Last year, traps across the state overflowed with Culex mosquitoes, sometimes more than 10,000 collected over just a couple nights. The incredible mosquito boom contributed to the worst West Nile season in decades in Colorado — the worst last year in the entire country. When the season ended, Ebel and other mosquito experts in Colorado worried the giant horde of mosquitoes would over-winter and pop out in spring ready to keep the diseased party going.

But that hasn’t happened. Instead, Colorado’s West Nile season has been well below average. In data available as of last week, there have been only 30 documented infections of West Nile reported in the state, with 12 hospitalizations and two deaths. Compare that to last year’s tallies: 634 infections, 386 hospitalizations and 51 deaths.

Ebel said he’s seeing similarly low case numbers this year among the birds that his lab tests for the Rocky Mountain Raptor Program. And his traps are also mostly bare of Culex mosquitoes.

“I can’t really give you a great answer to why that is,” he said. “I don’t know.”

Searching for clues

The weather may have something to do with it — this summer has been much hotter and drier along the Front Range than last year’s unusually wet and cool season. Ebel said it’s also possible the virus-carrying mosquitoes, gathered in such large numbers, caught a virus themselves.

In his research, he’s noticed that the percentage of mosquitoes carrying West Nile has remained about the same. So that means the virus is still out there, spreading. It’s just there are not enough mosquitoes around to spread the disease to that many people.

Rather than be frustrated by this mystery, Ebel is taking it as a learning opportunity. In trying to better understand West Nile virus, even in a down year, 2024 is a datapoint.

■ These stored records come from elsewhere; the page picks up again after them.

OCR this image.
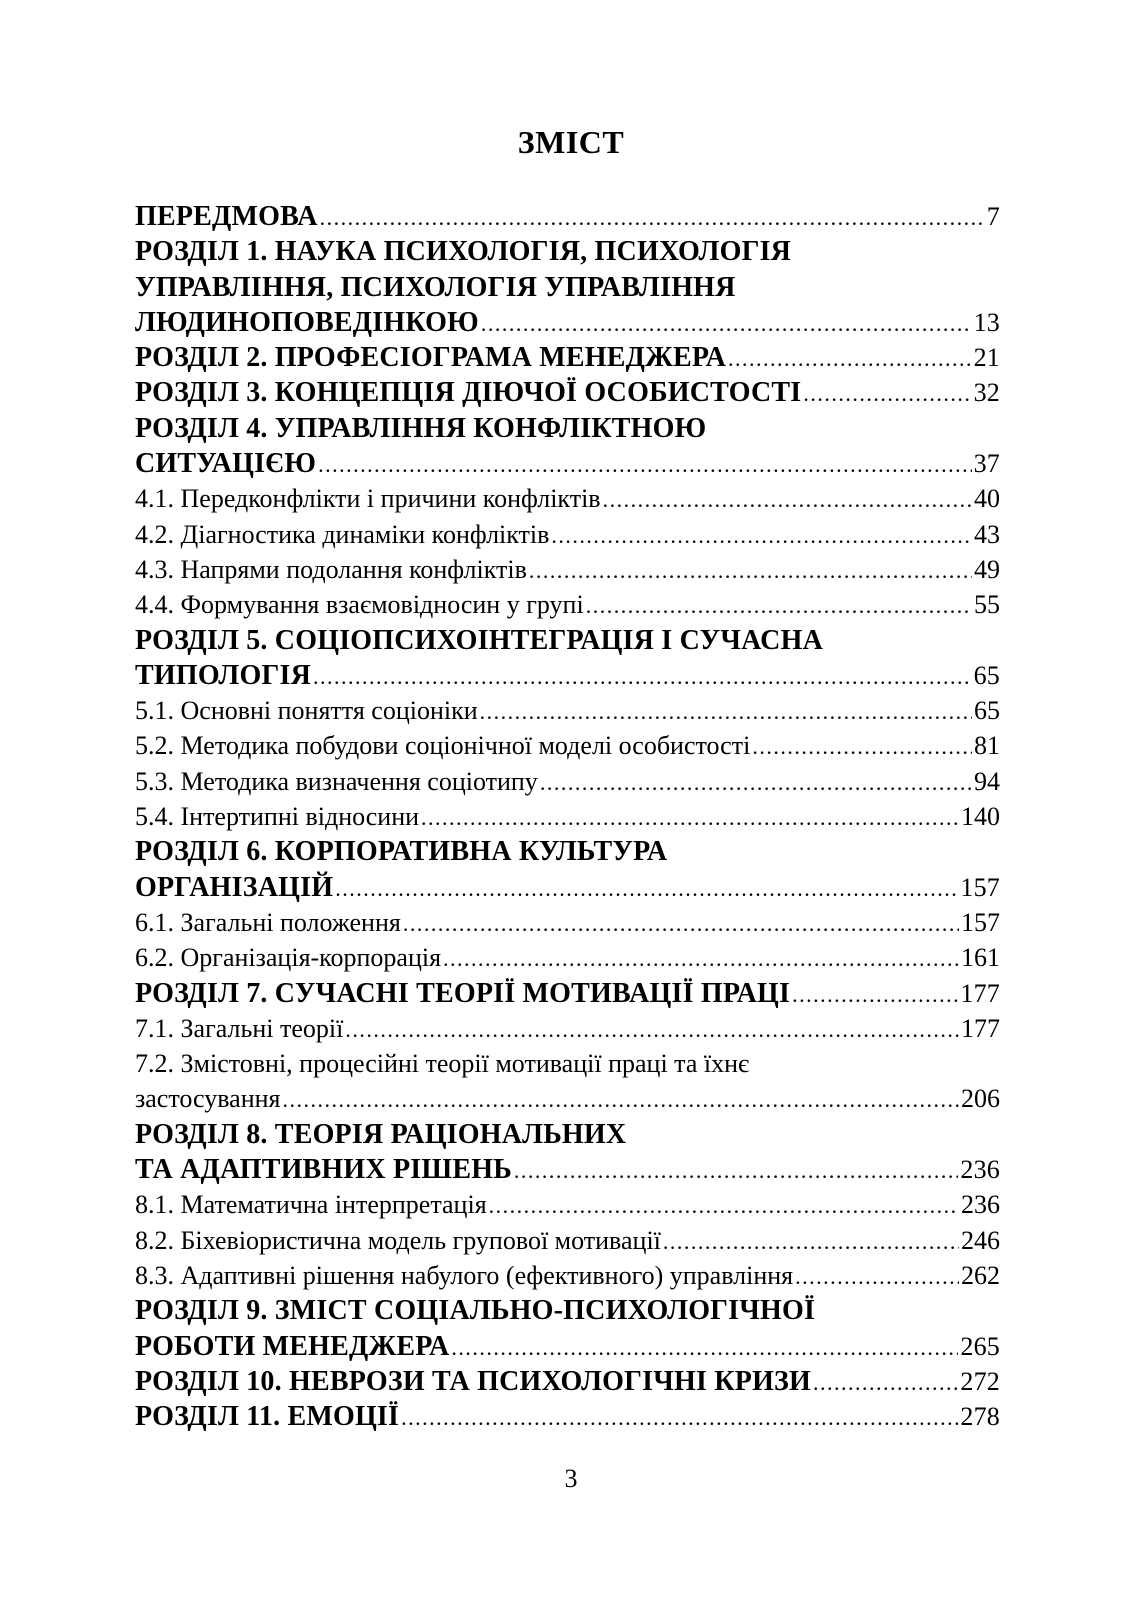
ЗМІСТ
ПЕРЕДМОВА .....	7
РОЗДІЛ 1. НАУКА ПСИХОЛОГІЯ, ПСИХОЛОГІЯ
УПРАВЛІННЯ, ПСИХОЛОГІЯ УПРАВЛІННЯ
ЛЮДИНОПОВЕДІНКОЮ .....	13
РОЗДІЛ 2. ПРОФЕСІОГРАМА МЕНЕДЖЕРА .....	21
РОЗДІЛ 3. КОНЦЕПЦІЯ ДІЮЧОЇ ОСОБИСТОСТІ .....	32
РОЗДІЛ 4. УПРАВЛІННЯ КОНФЛІКТНОЮ
СИТУАЦІЄЮ .....	37
4.1. Передконфлікти і причини конфліктів .....	40
4.2. Діагностика динаміки конфліктів .....	43
4.3. Напрями подолання конфліктів .....	49
4.4. Формування взаємовідносин у групі .....	55
РОЗДІЛ 5. СОЦІОПСИХОІНТЕГРАЦІЯ І СУЧАСНА
ТИПОЛОГІЯ .....	65
5.1. Основні поняття соціоніки .....	65
5.2. Методика побудови соціонічної моделі особистості .....	81
5.3. Методика визначення соціотипу .....	94
5.4. Інтертипні відносини .....	140
РОЗДІЛ 6. КОРПОРАТИВНА КУЛЬТУРА
ОРГАНІЗАЦІЙ .....	157
6.1. Загальні положення .....	157
6.2. Організація-корпорація .....	161
РОЗДІЛ 7. СУЧАСНІ ТЕОРІЇ МОТИВАЦІЇ ПРАЦІ .....	177
7.1. Загальні теорії .....	177
7.2. Змістовні, процесійні теорії мотивації праці та їхнє
застосування .....	206
РОЗДІЛ 8. ТЕОРІЯ РАЦІОНАЛЬНИХ
ТА АДАПТИВНИХ РІШЕНЬ .....	236
8.1. Математична інтерпретація .....	236
8.2. Біхевіористична модель групової мотивації .....	246
8.3. Адаптивні рішення набулого (ефективного) управління .....	262
РОЗДІЛ 9. ЗМІСТ СОЦІАЛЬНО-ПСИХОЛОГІЧНОЇ
РОБОТИ МЕНЕДЖЕРА .....	265
РОЗДІЛ 10. НЕВРОЗИ ТА ПСИХОЛОГІЧНІ КРИЗИ .....	272
РОЗДІЛ 11. ЕМОЦІЇ .....	278
3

“I have to admit that I was very surprised that it was as low as it is this year,” he said. “So I guess what that tells us is that the early-season (mosquito) population is not coupled to last year’s late-season population.”

From boom to bust

A man places his hand inside a clear box, allowing mosquitos to feed off him.
Biology professor and filmmaker Bob Hancock, who studies mosquitoes at the Metropolitan State University of Denver, watches as Sabethes chloropterus mosquitoes feed on his hand. Hancock helps conduct field work to collect mosquitoes around various regions in Colorado to track diseases like West Nile virus. He often “self-feeds” the insects for them to access human blood, and says he sees only mild reactions afterward. (Olivia Sun, The Colorado Sun via Report for America)

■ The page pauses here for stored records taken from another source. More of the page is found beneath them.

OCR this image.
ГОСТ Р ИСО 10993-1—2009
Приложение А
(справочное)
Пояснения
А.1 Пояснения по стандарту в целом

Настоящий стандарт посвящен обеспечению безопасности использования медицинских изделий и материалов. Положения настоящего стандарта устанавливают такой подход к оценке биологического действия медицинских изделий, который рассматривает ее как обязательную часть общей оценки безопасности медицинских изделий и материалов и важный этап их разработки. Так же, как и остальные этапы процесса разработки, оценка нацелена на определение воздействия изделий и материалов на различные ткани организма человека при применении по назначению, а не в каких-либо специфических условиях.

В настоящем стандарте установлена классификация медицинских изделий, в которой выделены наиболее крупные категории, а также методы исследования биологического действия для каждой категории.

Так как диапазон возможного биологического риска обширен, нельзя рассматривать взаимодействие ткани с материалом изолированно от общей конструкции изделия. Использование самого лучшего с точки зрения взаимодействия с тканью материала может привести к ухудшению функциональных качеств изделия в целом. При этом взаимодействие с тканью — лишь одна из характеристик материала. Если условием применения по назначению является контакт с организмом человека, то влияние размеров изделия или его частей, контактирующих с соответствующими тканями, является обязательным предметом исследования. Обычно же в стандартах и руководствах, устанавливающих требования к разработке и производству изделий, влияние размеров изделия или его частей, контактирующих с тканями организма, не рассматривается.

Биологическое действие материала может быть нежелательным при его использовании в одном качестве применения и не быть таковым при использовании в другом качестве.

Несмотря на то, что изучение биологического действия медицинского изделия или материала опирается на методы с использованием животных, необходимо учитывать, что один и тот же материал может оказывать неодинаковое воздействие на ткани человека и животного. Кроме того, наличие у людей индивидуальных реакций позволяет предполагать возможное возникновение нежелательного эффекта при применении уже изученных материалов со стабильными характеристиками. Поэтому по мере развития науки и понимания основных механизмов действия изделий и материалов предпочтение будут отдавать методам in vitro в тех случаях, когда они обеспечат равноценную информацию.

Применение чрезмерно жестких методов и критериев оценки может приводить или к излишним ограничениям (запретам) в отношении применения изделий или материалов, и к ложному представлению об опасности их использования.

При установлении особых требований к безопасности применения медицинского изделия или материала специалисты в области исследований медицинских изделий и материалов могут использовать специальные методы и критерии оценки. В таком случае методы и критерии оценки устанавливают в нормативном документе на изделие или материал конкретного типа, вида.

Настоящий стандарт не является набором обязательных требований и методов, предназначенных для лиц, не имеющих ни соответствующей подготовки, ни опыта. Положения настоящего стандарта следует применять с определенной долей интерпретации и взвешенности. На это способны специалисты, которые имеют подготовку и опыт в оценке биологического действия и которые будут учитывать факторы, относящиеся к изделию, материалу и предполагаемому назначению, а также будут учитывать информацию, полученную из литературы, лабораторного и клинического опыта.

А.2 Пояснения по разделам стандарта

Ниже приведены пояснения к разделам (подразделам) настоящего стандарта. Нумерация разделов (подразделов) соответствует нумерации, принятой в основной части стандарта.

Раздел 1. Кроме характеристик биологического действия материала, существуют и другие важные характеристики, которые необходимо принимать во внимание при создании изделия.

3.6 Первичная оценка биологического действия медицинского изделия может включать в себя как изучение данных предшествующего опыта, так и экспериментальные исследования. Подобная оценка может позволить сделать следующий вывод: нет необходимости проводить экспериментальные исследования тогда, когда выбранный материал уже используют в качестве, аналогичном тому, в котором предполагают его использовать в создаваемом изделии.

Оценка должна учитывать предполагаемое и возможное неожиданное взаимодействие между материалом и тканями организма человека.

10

To Bob Hancock, a professor of biology at Metropolitan State University of Denver, that observation may be the most perplexing finding from this year — how a mosquito boom so quickly turned into a mosquito bust.

Hancock’s specialty is studying blood-sucking insects, and his enthusiasm for the topic is so great it has led to him being known as Mosquito Man. Hancock has hypothesized that the way  the state manages its water supply effectively creates a mosquito factory, even in drought years. There should always be plenty of water — whether in reservoirs or irrigation ditches or around farm fields — for mosquitoes to thrive.

But this year is challenging that notion. He said 2024 has reinforced the case for more rain equaling more mosquitoes.

“It looks like to me that it’s rain-driven, especially early rain-driven,” he said.

(It should be noted that Hancock called The Sun from a state wildlife area in Weld County, where he had taken a group of students to look for mosquito larvae in wetland habitat. He held a long dipper in his hand as he spoke.)

Hancock said it’s possible that Culex mosquitoes are much more selective egg-layers than previously known. While there was still plenty of water to be found in ponds and drainages across the state this spring, perhaps the preferred egg-laying sites for Culex mosquitoes were dry.

He said it’s also possible that all those mosquitoes from last year didn’t survive the winter — maybe a deep freeze or something else zapped them. As he spoke, he began to formulate research ideas to better understand what happened.